Early in World War I, the British cavalry needed horses and searched the countryside for suitable animals. Joey, a bay-red foal, was one of the horses taken to the battlefields of France. This story of the Great War is told from Joey's perspective, who witnessed the battlefront from both sides. Although he is brave and bolsters the courage of the soldiers who tend him, Joey longs to be back in Devon with Albert, the boy who used to own him. This emotional novel reminds us that the love between two beings can't be broken by distance or adversity. Although initially written as a children's book, Michael Morpurgo's War Horse has touched the hearts of young and old alike.

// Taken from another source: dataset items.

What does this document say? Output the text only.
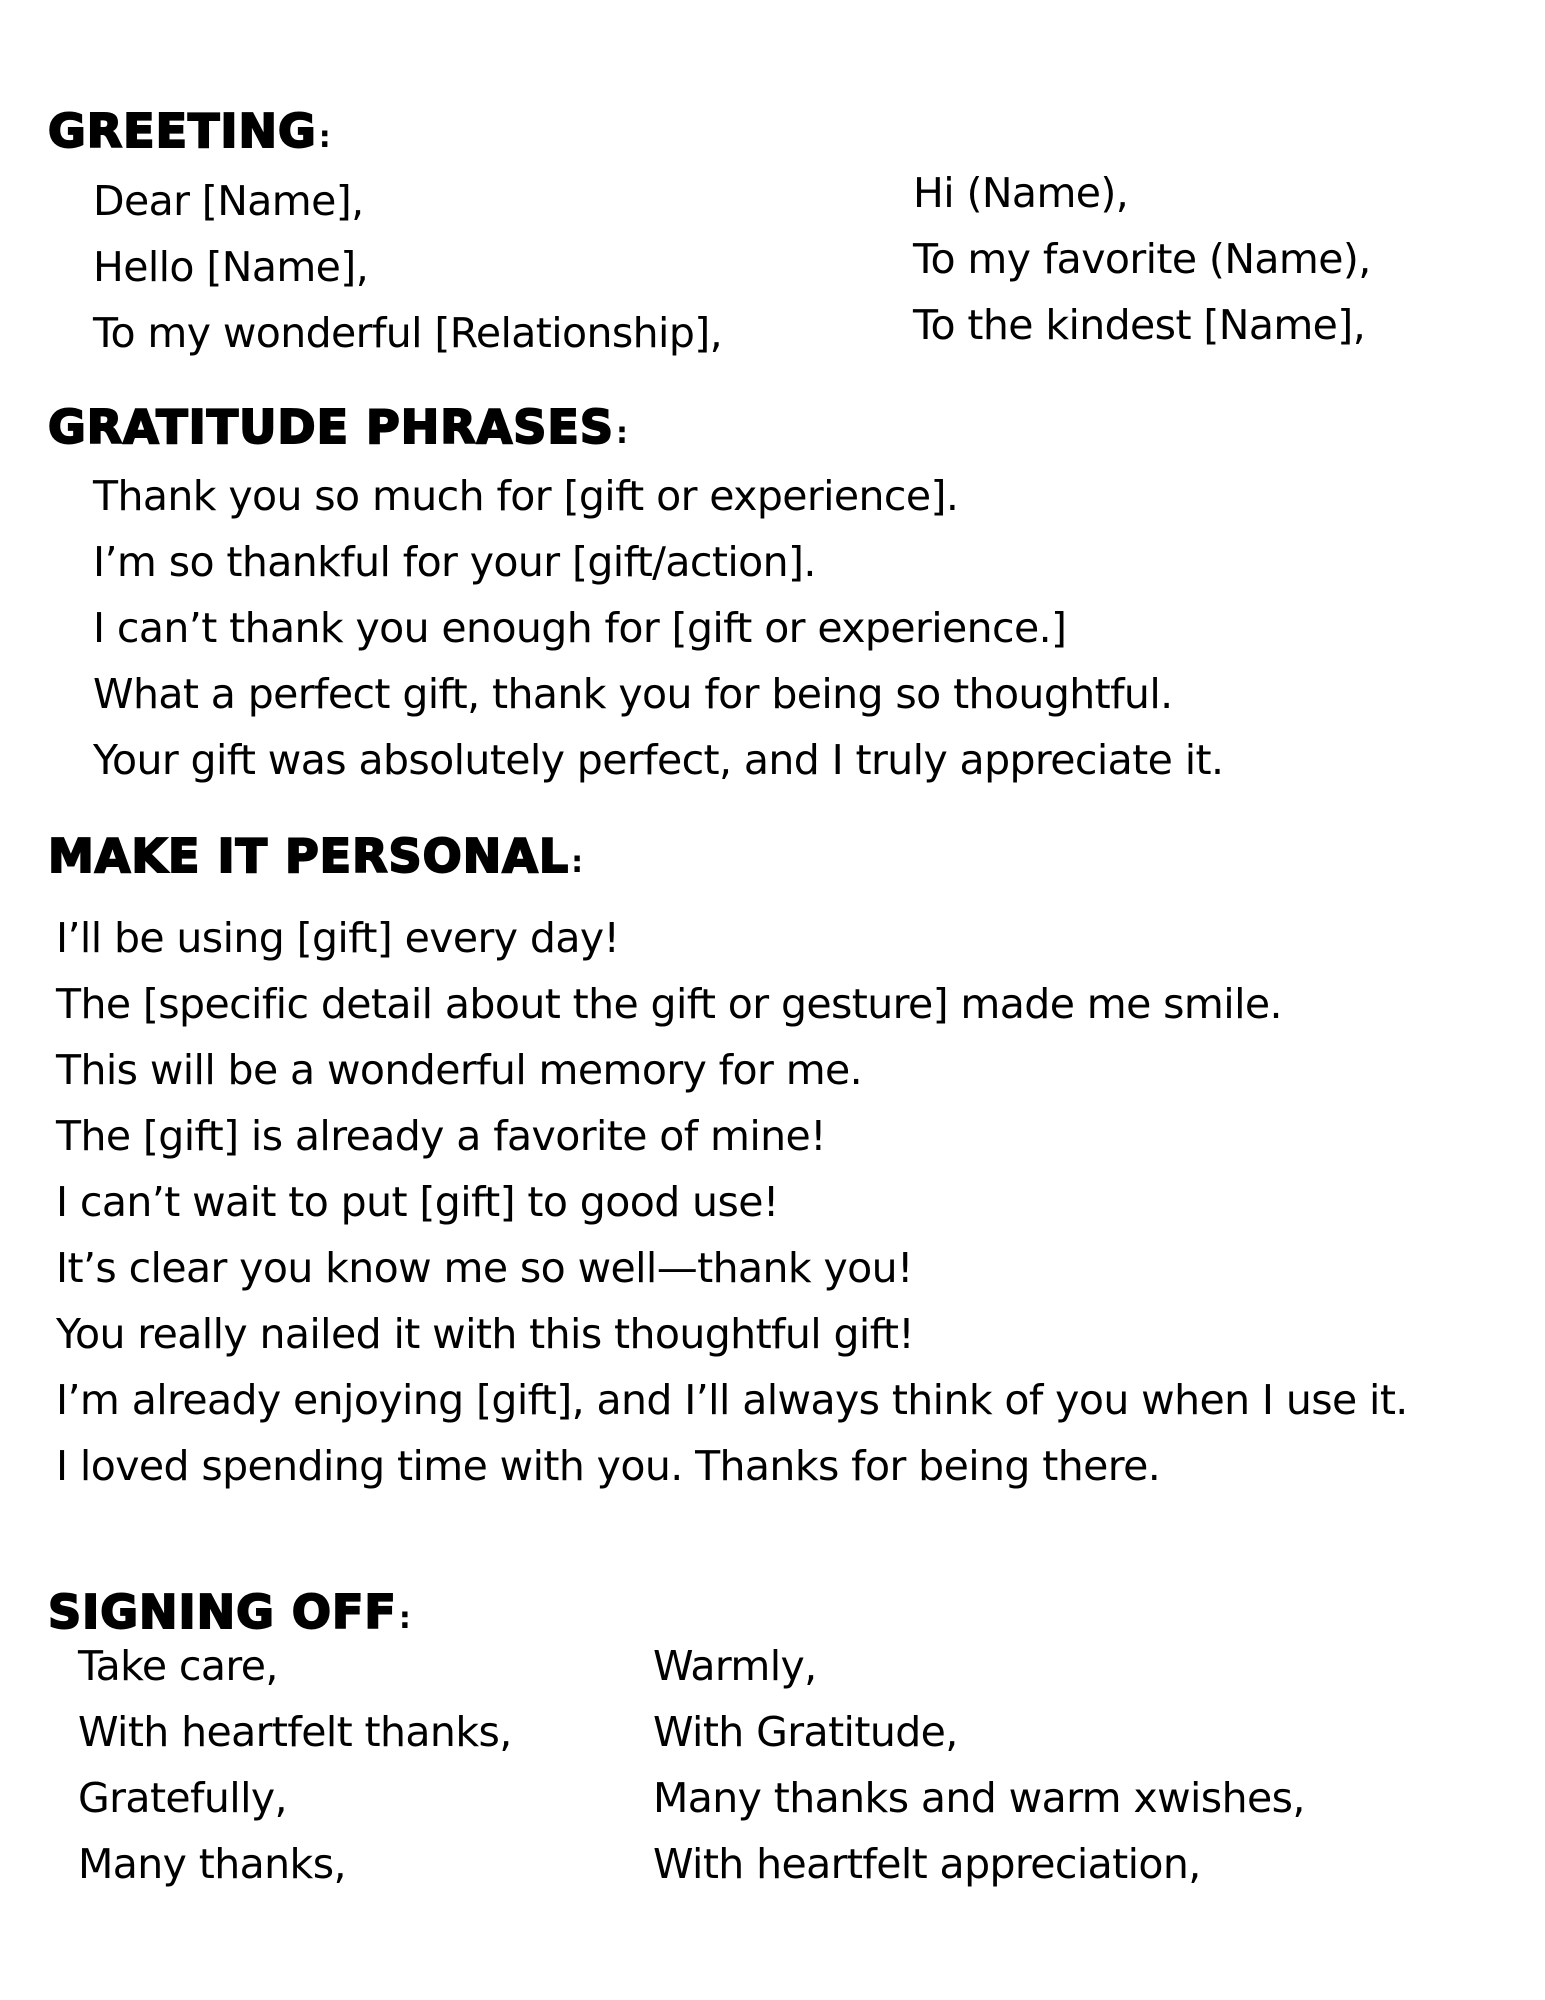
GREETING:
Dear [Name],
Hello [Name],
To my wonderful [Relationship],
Hi (Name),
To my favorite (Name),
To the kindest [Name],
GRATITUDE PHRASES:
Thank you so much for [gift or experience].
I’m so thankful for your [gift/action].
I can’t thank you enough for [gift or experience.]
What a perfect gift, thank you for being so thoughtful.
Your gift was absolutely perfect, and I truly appreciate it.
MAKE IT PERSONAL:
I’ll be using [gift] every day!
The [specific detail about the gift or gesture] made me smile.
This will be a wonderful memory for me.
The [gift] is already a favorite of mine!
I can’t wait to put [gift] to good use!
It’s clear you know me so well—thank you!
You really nailed it with this thoughtful gift!
I’m already enjoying [gift], and I’ll always think of you when I use it.
I loved spending time with you. Thanks for being there.
SIGNING OFF:
Take care,
With heartfelt thanks,
Gratefully,
Many thanks,
Warmly,
With Gratitude,
Many thanks and warm xwishes,
With heartfelt appreciation,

Mark Mustian's The Gendarme focuses on one of the lesser-known events of World War I: the Turkish deportation and genocide of Armenian citizens. The story is told in retrospect by 92-year-old Emment Conn, a naturalized American. An injury at the battle of Gallipoli in 1915 left Conn with partial amnesia, and although he knew he was once a soldier, the details were lost to him ever since. After a brain tumor surgery returns Conn's memory, he is devastated by the realization that when he was a Turkish soldier he took part in the genocide. Furthermore, his dreams become haunted by the face of a beautiful Armenian woman he force-marched across the desert. Is it too late for Conn to seek redemption?

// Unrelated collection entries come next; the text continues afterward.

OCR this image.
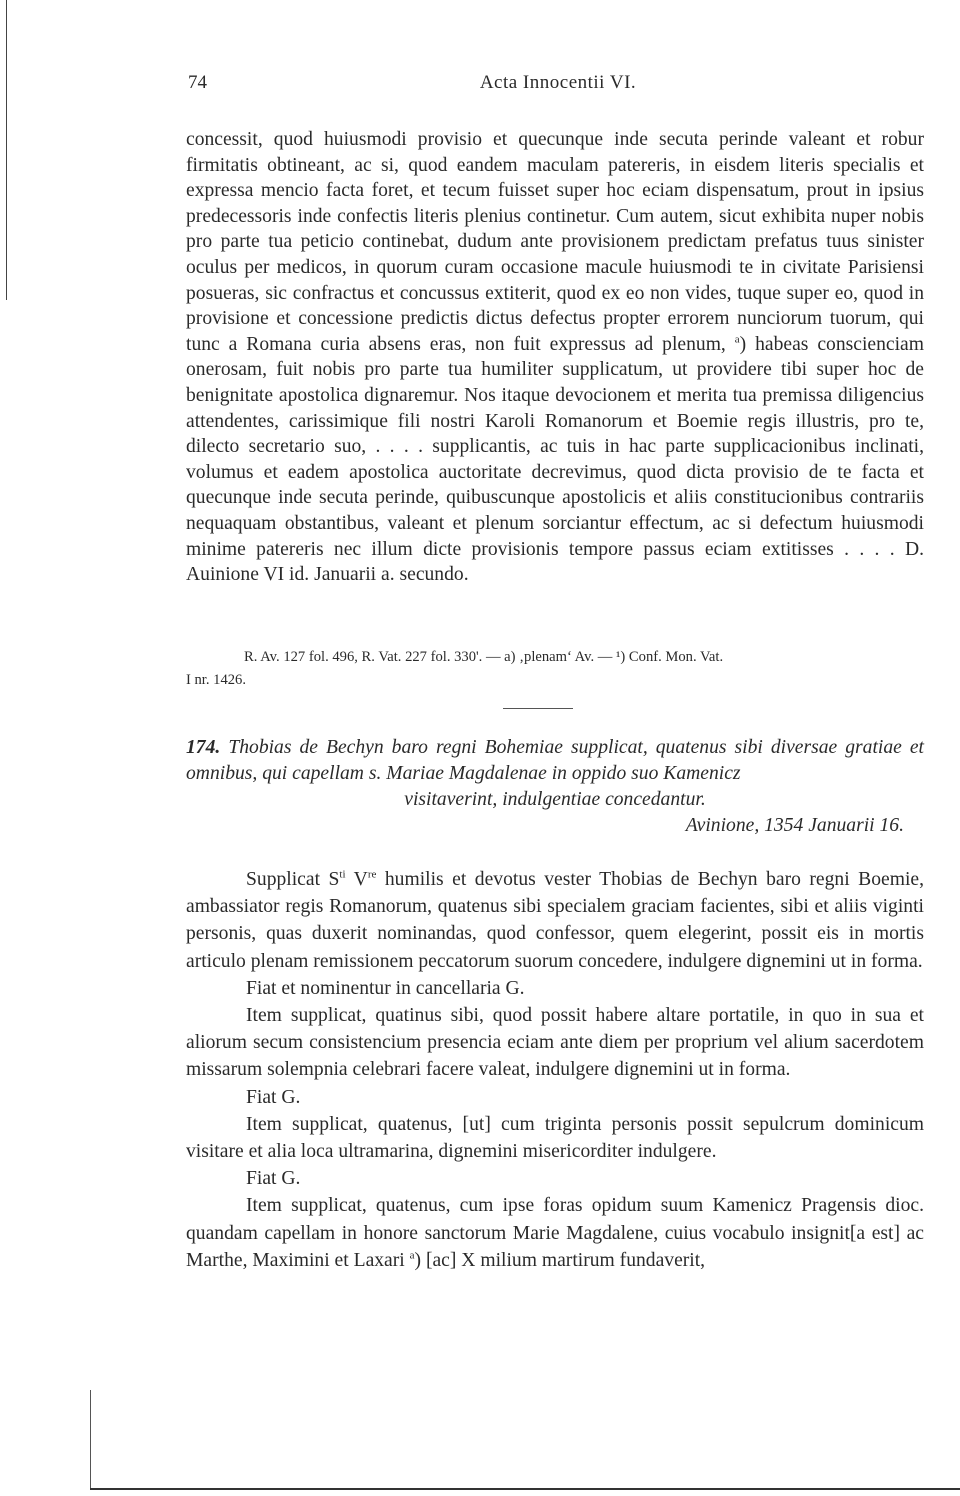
74	Acta Innocentii VI.

concessit, quod huiusmodi provisio et quecunque inde secuta perinde valeant et robur firmitatis obtineant, ac si, quod eandem maculam patereris, in eisdem literis specialis et expressa mencio facta foret, et tecum fuisset super hoc eciam dispensatum, prout in ipsius predecessoris inde confectis literis plenius continetur. Cum autem, sicut exhibita nuper nobis pro parte tua peticio continebat, dudum ante provisionem predictam prefatus tuus sinister oculus per medicos, in quorum curam occasione macule huiusmodi te in civitate Parisiensi posueras, sic confractus et concussus extiterit, quod ex eo non vides, tuque super eo, quod in provisione et concessione predictis dictus defectus propter errorem nunciorum tuorum, qui tunc a Romana curia absens eras, non fuit expressus ad plenum, $^a$) habeas conscienciam onerosam, fuit nobis pro parte tua humiliter supplicatum, ut providere tibi super hoc de benignitate apostolica dignaremur. Nos itaque devocionem et merita tua premissa diligencius attendentes, carissimique fili nostri Karoli Romanorum et Boemie regis illustris, pro te, dilecto secretario suo, . . . . supplicantis, ac tuis in hac parte supplicacionibus inclinati, volumus et eadem apostolica auctoritate decrevimus, quod dicta provisio de te facta et quecunque inde secuta perinde, quibuscunque apostolicis et aliis constitucionibus contrariis nequaquam obstantibus, valeant et plenum sorciantur effectum, ac si defectum huiusmodi minime patereris nec illum dicte provisionis tempore passus eciam extitisses . . . . D. Auinione VI id. Januarii a. secundo.

R. Av. 127 fol. 496, R. Vat. 227 fol. 330'. — a) ‚plenam‘ Av. — ¹) Conf. Mon. Vat.

I nr. 1426.

174. Thobias de Bechyn baro regni Bohemiae supplicat, quatenus sibi diversae gratiae et omnibus, qui capellam s. Mariae Magdalenae in oppido suo Kamenicz
visitaverint, indulgentiae concedantur.
Avinione, 1354 Januarii 16.

Supplicat $S^{ti}$ Vre humilis et devotus vester Thobias de Bechyn baro regni Boemie, ambassiator regis Romanorum, quatenus sibi specialem graciam facientes, sibi et aliis viginti personis, quas duxerit nominandas, quod confessor, quem elegerint, possit eis in mortis articulo plenam remissionem peccatorum suorum concedere, indulgere dignemini ut in forma.

Fiat et nominentur in cancellaria G.

Item supplicat, quatinus sibi, quod possit habere altare portatile, in quo in sua et aliorum secum consistencium presencia eciam ante diem per proprium vel alium sacerdotem missarum solempnia celebrari facere valeat, indulgere dignemini ut in forma.

Fiat G.

Item supplicat, quatenus, [ut] cum triginta personis possit sepulcrum dominicum visitare et alia loca ultramarina, dignemini misericorditer indulgere.

Fiat G.

Item supplicat, quatenus, cum ipse foras opidum suum Kamenicz Pragensis dioc. quandam capellam in honore sanctorum Marie Magdalene, cuius vocabulo insignit[a est] ac Marthe, Maximini et Laxari $^a$) [ac] X milium martirum fundaverit,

On the night of his parents' assassination, Alek Ferdinand is secreted out of the Austro-Hungarian palace by trusted allies, hoping to escape to the Swiss Alps. Unfortunately, Alek is quickly caught up in one of the initial battles of the Great War and must find a way to stay alive while hiding his true identity. Scott Westerfeld's Leviathan is a steampunk novel that offers an alternative look at the start of World War I. Although the particulars of Alek's world are fresh, the foundation of the novel's Europe is utterly familiar; thus readers immediately feel at home. Although this action-packed story is beautifully illustrated by Keith Thompson, Leviathan is geared to teens and adults who like fantastic characters and the mechanical sphere of steampunk.

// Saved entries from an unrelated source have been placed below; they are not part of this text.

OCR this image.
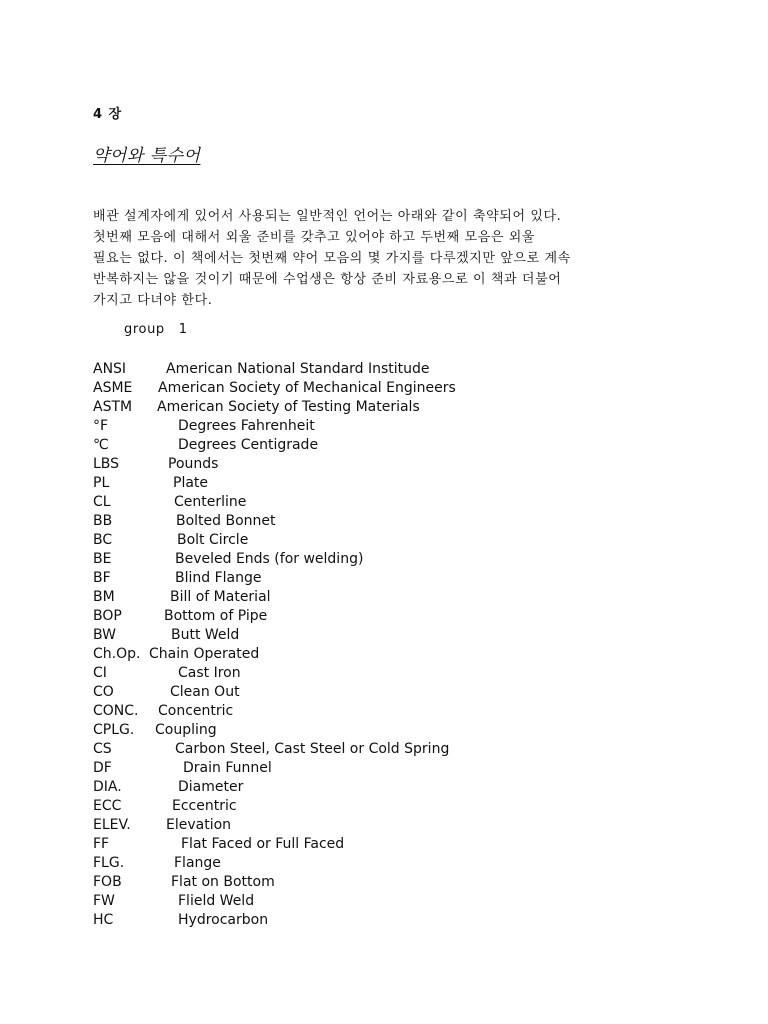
4 장
약어와 특수어
배관 설계자에게 있어서 사용되는 일반적인 언어는 아래와 같이 축약되어 있다.
첫번째 모음에 대해서 외울 준비를 갖추고 있어야 하고 두번째 모음은 외울
필요는 없다. 이 책에서는 첫번째 약어 모음의 몇 가지를 다루겠지만 앞으로 계속
반복하지는 않을 것이기 때문에 수업생은 항상 준비 자료용으로 이 책과 더불어
가지고 다녀야 한다.
group 1
ANSI	American National Standard Institude
ASME American Society of Mechanical Engineers
ASTM American Society of Testing Materials
°F	Degrees Fahrenheit
℃	Degrees Centigrade
LBS	Pounds
PL	Plate
CL	Centerline
BB	Bolted Bonnet
BC	Bolt Circle
BE	Beveled Ends (for welding)
BF	Blind Flange
BM	Bill of Material
BOP	Bottom of Pipe
BW	Butt Weld
Ch.Op. Chain Operated
CI	Cast Iron
CO	Clean Out
CONC. Concentric
CPLG. Coupling
CS	Carbon Steel, Cast Steel or Cold Spring
DF	Drain Funnel
DIA.	Diameter
ECC	Eccentric
ELEV.	Elevation
FF	Flat Faced or Full Faced
FLG.	Flange
FOB	Flat on Bottom
FW	Flield Weld
HC	Hydrocarbon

Young Anna, a countess, was lucky to have escaped the Russian revolution and relocate to England. Unfortunately, when resources run out, she's forced to take a job as a housemaid for an aristocratic family. Determined to keep her background a secret, Anna relies on a book to help her learn how to be a servant. Just as she begins to settle in, World War I veteran Rupert, the heir of Westerholme, returns from the battlefield, and she finds herself attracted to him, even though he already has a fiancée. Will Rupert and Anna ever find happiness? Although Eva Ibbotson's A Countess Below Stairs has a predictable plot, the setting and the fully realized characters make the novel a great choice for light Veterans Day reading.